Malheureusement, nous savons que la majorité des vapoteurs sont aussi des fumeurs, et donc ce qu’on appelle des « doubles utilisateurs ». Il est prouvé que la majorité des utilisateurs de cigarettes traditionnelles et électroniques augmentent leur risque global de souffrir de divers problèmes de santé.

Que faut-il faire pour gérer cette crise de santé publique?

D’abord, nous avons du rattrapage à faire. Le Canada a récemment déployé des mesures notables pour s’attaquer à la crise du vapotage chez les jeunes, mais il reste encore beaucoup à faire pour prévenir l’adoption du vapotage et réduire le taux de consommation chez les jeunes.

Nous devons adopter une approche globale, qui reflète les approches utilisées pour s’attaquer à l’utilisation des produits du tabac commerciaux.

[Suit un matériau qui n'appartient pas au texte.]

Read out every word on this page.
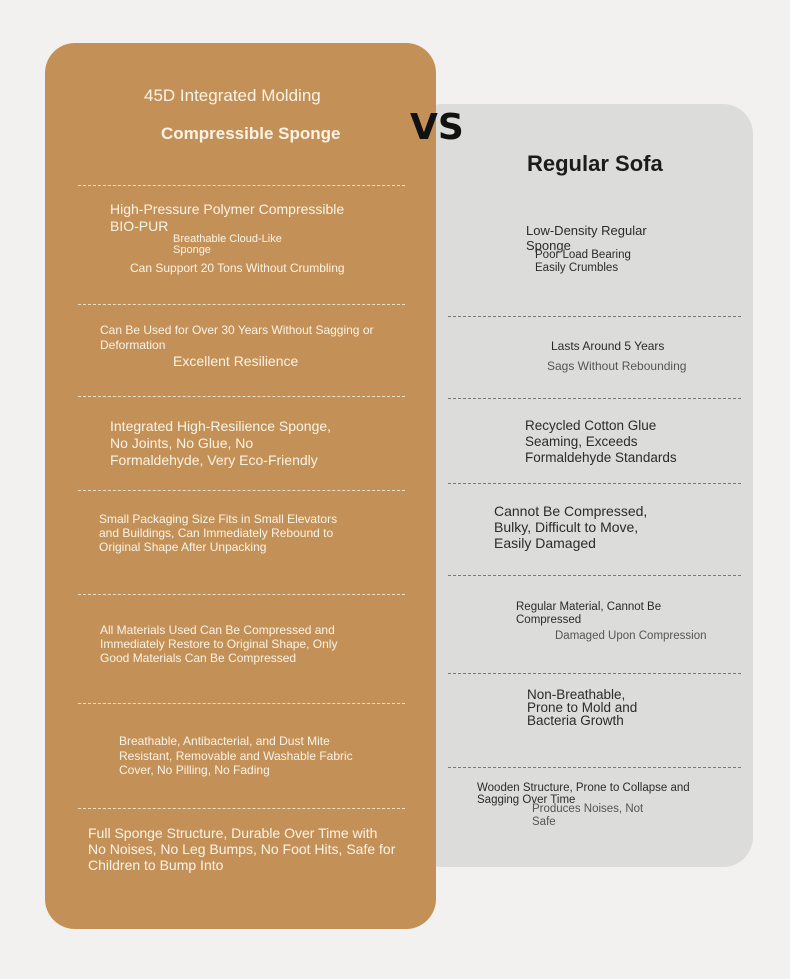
45D Integrated Molding

Compressible Sponge

High-Pressure Polymer Compressible BIO-PUR

Breathable Cloud-Like Sponge

Can Support 20 Tons Without Crumbling

Can Be Used for Over 30 Years Without Sagging or Deformation

Excellent Resilience

Integrated High-Resilience Sponge, No Joints, No Glue, No Formaldehyde, Very Eco-Friendly

Small Packaging Size Fits in Small Elevators and Buildings, Can Immediately Rebound to Original Shape After Unpacking

All Materials Used Can Be Compressed and Immediately Restore to Original Shape, Only Good Materials Can Be Compressed

Breathable, Antibacterial, and Dust Mite Resistant, Removable and Washable Fabric Cover, No Pilling, No Fading

Full Sponge Structure, Durable Over Time with No Noises, No Leg Bumps, No Foot Hits, Safe for Children to Bump Into

VS

Regular Sofa

Low-Density Regular Sponge

Poor Load Bearing Easily Crumbles

Lasts Around 5 Years

Sags Without Rebounding

Recycled Cotton Glue Seaming, Exceeds Formaldehyde Standards

Cannot Be Compressed, Bulky, Difficult to Move, Easily Damaged

Regular Material, Cannot Be Compressed

Damaged Upon Compression

Non-Breathable, Prone to Mold and Bacteria Growth

Wooden Structure, Prone to Collapse and Sagging Over Time

Produces Noises, Not Safe
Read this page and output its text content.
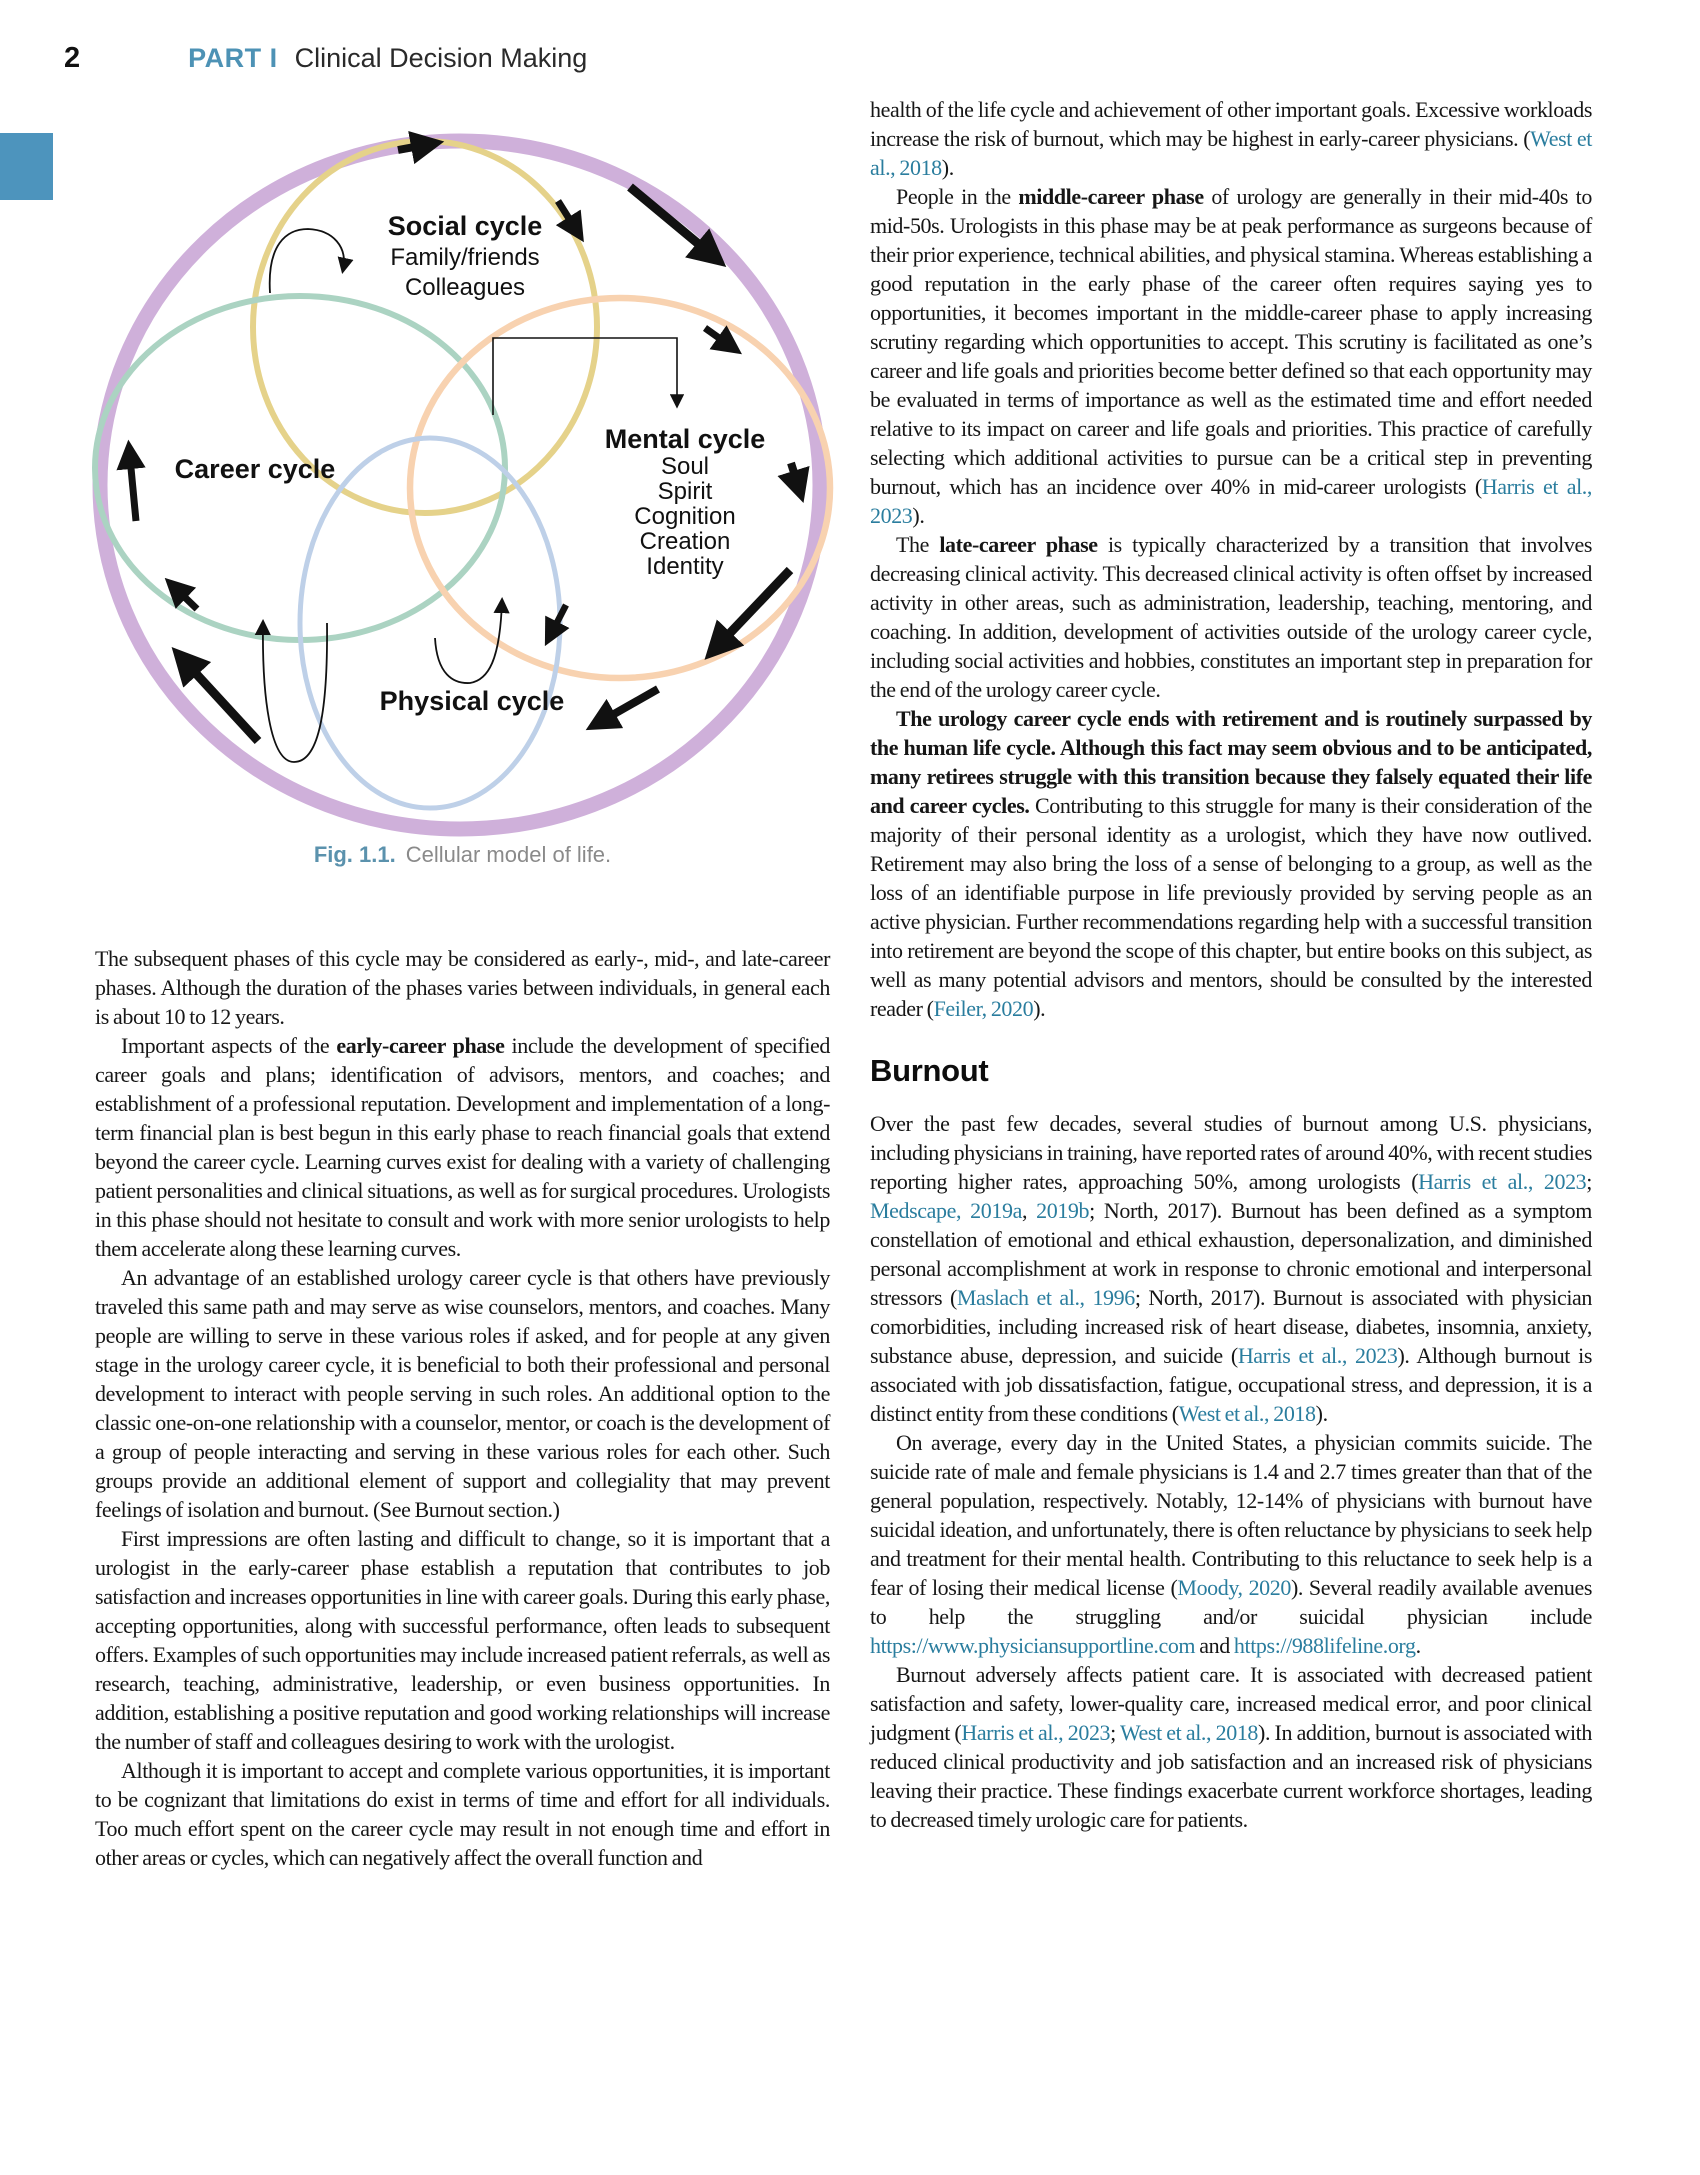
2	PART I Clinical Decision Making
Social cycle
Family/friends
Colleagues
Career cycle
Mental cycle
Soul
Spirit
Cognition
Creation
Identity
Physical cycle
Fig. 1.1. Cellular model of life.

The subsequent phases of this cycle may be considered as early-, mid-, and late-career phases. Although the duration of the phases varies between individuals, in general each is about 10 to 12 years.

Important aspects of the early-career phase include the development of specified career goals and plans; identification of advisors, mentors, and coaches; and establishment of a professional reputation. Development and implementation of a long-term financial plan is best begun in this early phase to reach financial goals that extend beyond the career cycle. Learning curves exist for dealing with a variety of challenging patient personalities and clinical situations, as well as for surgical procedures. Urologists in this phase should not hesitate to consult and work with more senior urologists to help them accelerate along these learning curves.

An advantage of an established urology career cycle is that others have previously traveled this same path and may serve as wise counselors, mentors, and coaches. Many people are willing to serve in these various roles if asked, and for people at any given stage in the urology career cycle, it is beneficial to both their professional and personal development to interact with people serving in such roles. An additional option to the classic one-on-one relationship with a counselor, mentor, or coach is the development of a group of people interacting and serving in these various roles for each other. Such groups provide an additional element of support and collegiality that may prevent feelings of isolation and burnout. (See Burnout section.)

First impressions are often lasting and difficult to change, so it is important that a urologist in the early-career phase establish a reputation that contributes to job satisfaction and increases opportunities in line with career goals. During this early phase, accepting opportunities, along with successful performance, often leads to subsequent offers. Examples of such opportunities may include increased patient referrals, as well as research, teaching, administrative, leadership, or even business opportunities. In addition, establishing a positive reputation and good working relationships will increase the number of staff and colleagues desiring to work with the urologist.

Although it is important to accept and complete various opportunities, it is important to be cognizant that limitations do exist in terms of time and effort for all individuals. Too much effort spent on the career cycle may result in not enough time and effort in other areas or cycles, which can negatively affect the overall function and

health of the life cycle and achievement of other important goals. Excessive workloads increase the risk of burnout, which may be highest in early-career physicians. (West et al., 2018).

People in the middle-career phase of urology are generally in their mid-40s to mid-50s. Urologists in this phase may be at peak performance as surgeons because of their prior experience, technical abilities, and physical stamina. Whereas establishing a good reputation in the early phase of the career often requires saying yes to opportunities, it becomes important in the middle-career phase to apply increasing scrutiny regarding which opportunities to accept. This scrutiny is facilitated as one’s career and life goals and priorities become better defined so that each opportunity may be evaluated in terms of importance as well as the estimated time and effort needed relative to its impact on career and life goals and priorities. This practice of carefully selecting which additional activities to pursue can be a critical step in preventing burnout, which has an incidence over 40% in mid-career urologists (Harris et al., 2023).

The late-career phase is typically characterized by a transition that involves decreasing clinical activity. This decreased clinical activity is often offset by increased activity in other areas, such as administration, leadership, teaching, mentoring, and coaching. In addition, development of activities outside of the urology career cycle, including social activities and hobbies, constitutes an important step in preparation for the end of the urology career cycle.

The urology career cycle ends with retirement and is routinely surpassed by the human life cycle. Although this fact may seem obvious and to be anticipated, many retirees struggle with this transition because they falsely equated their life and career cycles. Contributing to this struggle for many is their consideration of the majority of their personal identity as a urologist, which they have now outlived. Retirement may also bring the loss of a sense of belonging to a group, as well as the loss of an identifiable purpose in life previously provided by serving people as an active physician. Further recommendations regarding help with a successful transition into retirement are beyond the scope of this chapter, but entire books on this subject, as well as many potential advisors and mentors, should be consulted by the interested reader (Feiler, 2020).

Burnout

Over the past few decades, several studies of burnout among U.S. physicians, including physicians in training, have reported rates of around 40%, with recent studies reporting higher rates, approaching 50%, among urologists (Harris et al., 2023; Medscape, 2019a, 2019b; North, 2017). Burnout has been defined as a symptom constellation of emotional and ethical exhaustion, depersonalization, and diminished personal accomplishment at work in response to chronic emotional and interpersonal stressors (Maslach et al., 1996; North, 2017). Burnout is associated with physician comorbidities, including increased risk of heart disease, diabetes, insomnia, anxiety, substance abuse, depression, and suicide (Harris et al., 2023). Although burnout is associated with job dissatisfaction, fatigue, occupational stress, and depression, it is a distinct entity from these conditions (West et al., 2018).

On average, every day in the United States, a physician commits suicide. The suicide rate of male and female physicians is 1.4 and 2.7 times greater than that of the general population, respectively. Notably, 12-14% of physicians with burnout have suicidal ideation, and unfortunately, there is often reluctance by physicians to seek help and treatment for their mental health. Contributing to this reluctance to seek help is a fear of losing their medical license (Moody, 2020). Several readily available avenues to help the struggling and/or suicidal physician include https://www.physiciansupportline.com and https://988lifeline.org.

Burnout adversely affects patient care. It is associated with decreased patient satisfaction and safety, lower-quality care, increased medical error, and poor clinical judgment (Harris et al., 2023; West et al., 2018). In addition, burnout is associated with reduced clinical productivity and job satisfaction and an increased risk of physicians leaving their practice. These findings exacerbate current workforce shortages, leading to decreased timely urologic care for patients.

La réglementation gouvernementale devrait :

  • éliminer les arômes attirants pour les jeunes;
  • restreindre la publicité et la promotion;
  • réglementer le contenu des dispositifs et des liquides de vapotage, comme limiter la teneur en nicotine;
  • taxer les produits de vapotage afin d’en réduire l’abordabilité et en limiter l’accès pour les jeunes;
  • ajouter des mises en garde sur la santé pour sensibiliser les consommateurs aux risques;
  • restreindre la vente aux personnes de 21 ans et plus.

Toute une série de mesures politiques est donc nécessaire. Il faudra aussi, bien sûr, s’assurer de les faire respecter.

Il est encourageant de voir que les gouvernements provinciaux et fédéral ont commencé à s’attaquer à ce problème. Certaines administrations ont fait preuve de leadership à cet égard en adoptant des restrictions sur les arômes, le taux de nicotine et l’âge minimum d’achat, de même qu’en imposant des taxes.

En juillet 2020, le gouvernement fédéral a adopté une réglementation restreignant la publicité et la promotion des produits de vapotage auprès des jeunes. Toutefois, ce n’est qu’un début. Il y a encore beaucoup à faire pour empêcher les jeunes et les non-fumeurs d’avoir accès à ces produits nocifs. Nous avons aussi besoin de politiques qui protègent l’ensemble de la population canadienne, et non seulement les citoyens de certaines provinces.

Qu’est-ce qui fait obstacle à la réglementation exhaustive que vous aimeriez voir en place?

L’industrie du tabac fait maintenant équipe avec celle du vapotage. Forte de plusieurs dizaines d’années d’expérience dans la vente de produits nocifs et dans la création d’une dépendance chez les jeunes, l’industrie du tabac possède une capacité inégalée à mentir au public, à induire celui-ci en erreur et à s’opposer vigoureusement à toute forme de réglementation.

Cœur + AVC et d’autres organismes ont défendu activement le bien-fondé d’une réglementation en la matière auprès des gouvernements et des décideurs politiques dans toutes les provinces et tous les territoires du pays. Nous avons demandé aux gouvernements d’agir rapidement puisqu’il y a urgence concernant cet enjeu.